“In good time,” he said, sitting down across from me. “Captain Varod asked me to send his regards. And to convey the message that he knee you were lying when you promised to give up a life of crime.”
“So he had me watched?”
“You’re catching on. After this last criminal assignment for us you will become an honest man. Or else.”
“Who are you to talk!” I sneered and drained the glass. “A crooked shyster who is theoretically paid to uphold the law. Yet you stand by and let the thugs here on Paskonjak pass legislation to have trials after an execution-then you employ a criminal to commit a criminal act. Not what I would call sincerely law-abiding.”
“First,” he said, lifting a finger in a very legalistic way, “we have never condoned the secret law in the Mint. It was only recently produced by the overly-paranoid management here. Yours was the first arrest-and will be the last. There have been numerous job replacements already. Secondly,” another finger rose to join the first, “the League has never condoned violence or criminal acts. This is the first occurrence and has been produced by an .unusual series of circumstances. After great deliberation the decision was made to do it just this one time. And never again.”

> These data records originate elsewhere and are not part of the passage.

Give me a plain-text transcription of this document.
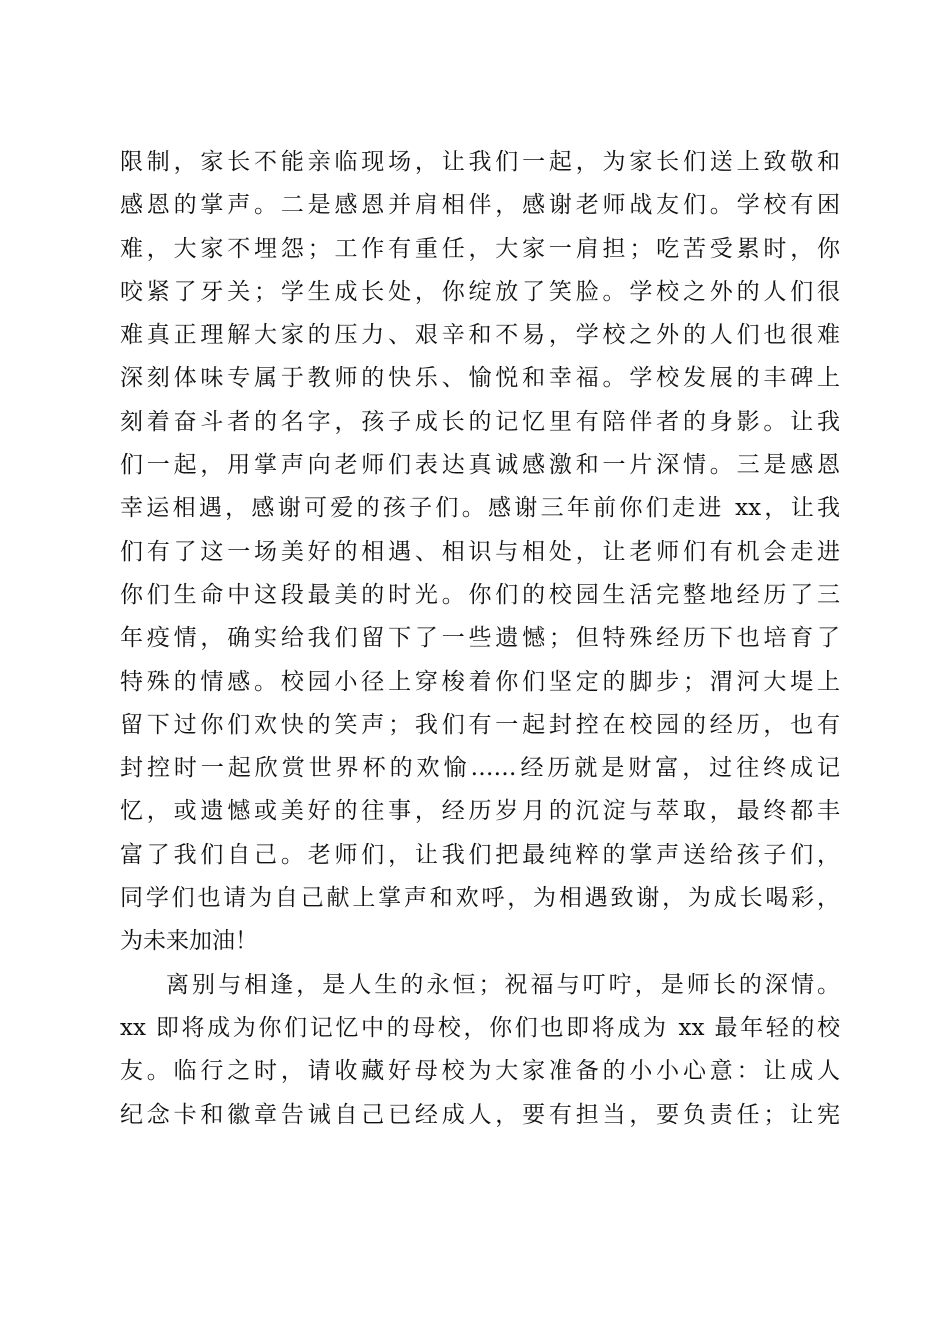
限制，家长不能亲临现场，让我们一起，为家长们送上致敬和
感恩的掌声。二是感恩并肩相伴，感谢老师战友们。学校有困
难，大家不埋怨；工作有重任，大家一肩担；吃苦受累时，你
咬紧了牙关；学生成长处，你绽放了笑脸。学校之外的人们很
难真正理解大家的压力、艰辛和不易，学校之外的人们也很难
深刻体味专属于教师的快乐、愉悦和幸福。学校发展的丰碑上
刻着奋斗者的名字，孩子成长的记忆里有陪伴者的身影。让我
们一起，用掌声向老师们表达真诚感激和一片深情。三是感恩
幸运相遇，感谢可爱的孩子们。感谢三年前你们走进 xx，让我
们有了这一场美好的相遇、相识与相处，让老师们有机会走进
你们生命中这段最美的时光。你们的校园生活完整地经历了三
年疫情，确实给我们留下了一些遗憾；但特殊经历下也培育了
特殊的情感。校园小径上穿梭着你们坚定的脚步；渭河大堤上
留下过你们欢快的笑声；我们有一起封控在校园的经历，也有
封控时一起欣赏世界杯的欢愉……经历就是财富，过往终成记
忆，或遗憾或美好的往事，经历岁月的沉淀与萃取，最终都丰
富了我们自己。老师们，让我们把最纯粹的掌声送给孩子们，
同学们也请为自己献上掌声和欢呼，为相遇致谢，为成长喝彩，
为未来加油！
离别与相逢，是人生的永恒；祝福与叮咛，是师长的深情。
xx 即将成为你们记忆中的母校，你们也即将成为 xx 最年轻的校
友。临行之时，请收藏好母校为大家准备的小小心意：让成人
纪念卡和徽章告诫自己已经成人，要有担当，要负责任；让宪
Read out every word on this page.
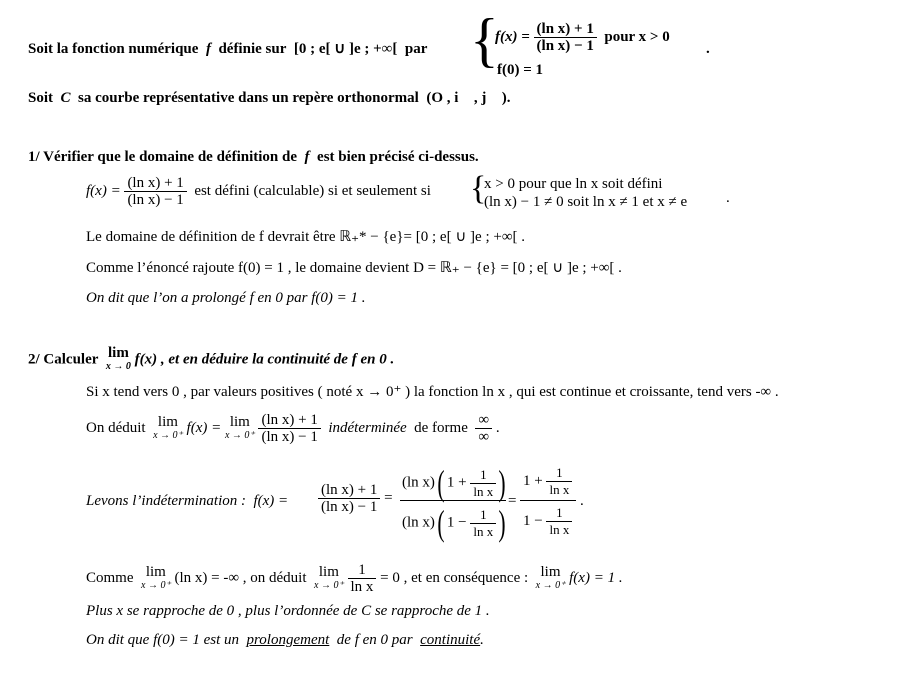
Soit la fonction numérique f définie sur [0 ; e[ ∪ ]e ; +∞[ par {
$f(x) = \frac{\text{(ln x) + 1}}{\text{(ln x) − 1}}$ pour x > 0
.
f(0) = 1
Soit C sa courbe représentative dans un repère orthonormal (O , i⃗ , j⃗ ).
1/ Vérifier que le domaine de définition de f est bien précisé ci-dessus.
$f(x) = \frac{\text{(ln x) + 1}}{\text{(ln x) − 1}}$ est défini (calculable) si et seulement si {
x > 0 pour que ln x soit défini
(ln x) − 1 ≠ 0 soit ln x ≠ 1 et x ≠ e	.
Le domaine de définition de f devrait être ℝ₊* − {e}= [0 ; e[ ∪ ]e ; +∞[ .
Comme l’énoncé rajoute f(0) = 1 , le domaine devient D = ℝ₊ − {e} = [0 ; e[ ∪ ]e ; +∞[ .
On dit que l’on a prolongé f en 0 par f(0) = 1 .
2/ Calculer lim
x → 0 f(x) , et en déduire la continuité de f en 0 .
Si x tend vers 0 , par valeurs positives ( noté x → 0⁺ ) la fonction ln x , qui est continue et croissante, tend vers -∞ .
On déduit lim
x → 0⁺ f(x) = lim
x → 0⁺
$\frac{\text{(ln x) + 1}}{\text{(ln x) − 1}}$ indéterminée de forme $\frac{\infty}{\infty}$ .
Levons l’indétermination : $f(x) = \frac{\text{(ln x) + 1}}{\text{(ln x) − 1}}$ =
(ln x)( $1 + \frac{1}{\text{ln x}}$ )
(ln x)( $1 - \frac{1}{\text{ln x}}$ )
=
$1 + \frac{1}{\text{ln x}}$
$1 - \frac{1}{\text{ln x}}$
.
Comme lim
x → 0⁺ (ln x) = -∞ , on déduit lim
x → 0⁺
$\frac{1}{\text{ln x}} = 0$ , et en conséquence : lim
x → 0⁺ f(x) = 1 .
Plus x se rapproche de 0 , plus l’ordonnée de C se rapproche de 1 .
On dit que f(0) = 1 est un prolongement de f en 0 par continuité.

“Millions might believe that,” I sneered disbelievingly. “Isn’t it time you told me what the job is?”
“No-because I don’t know myself. My vote was cast against this entire operation so I have been included out. Professor Van Diver will brief you.”
“But what about the thirty-day poison?”
“You will be contacted on the twenty-ninth day.” He stood up and went to the door. “It is against my principles to wish you good luck.”
This was his puritanical pontificatory exit line. Because as he went out an elderly type with a white beard and a monocle entered.
“Professor Van Diver I presume?”
“Indeed,” he said extending a damp, limp hand for me to shake. “You must be the volunteer with the nom de guerre of Jim about whose presence I was informed, who would await me here. It was very good of you to undertake what can only be called a rather diligent and difficult assignment.”
“Rather,” I intoned, falling into his academic mode of speech. “Is there any remote possibility that I might be informed of the nature of this assignment?”
“Of course. I have the requisite authority to provide augmentive information to you concerning the history and tragic circumstance of the loss. Another individual, who shall be nameless, will supply the assistance that you will require. I shall begin with the circumstances that occurred a little over twenty years ago . . .”
“A beer. I must have refreshment. Will you join me?”
“I abstain from all alcoholic and caffeine-containing beverages.” He glared at me glassily through his menacing monocle as I refilled my mug. I sipped and sat and waved him into action. His voice washed over me in turgid waves and soon had me half-asleep-but the content of his talk woke me up fast enough. He went on far too long, with far too many digressions, but despite this it was fascinating stuff to listen to.
A stripped-down version wouldn’t have been half as much fun for him and would have taken only a few minutes to tell. Simply, Galaksia Universitato had sent an expedition to a reported archeological site on a distant world-where they had uncovered an artifact of non-human origin.
“You must be kidding,” I said. “Mankind has explored a great part of the galaxy in the last thirty-two thousand years and no trace of an alien race has ever been found.”
He sniffed loudly. “I do not `kid’ as you say in your simple demotic. I have pictorial proof here, photographs sent back by the expedition. The artifact was uncovered in a stratum at least a million years old and resembles nothing in any data base existent in the known universe.”
He took a print from his inner pocket and passed it over to me. I took it and looked at it, then turned it around since there was no indication of which was top or bottom. A twisted hunk of incongruous angles and forms resembling nothing I had ever seen before.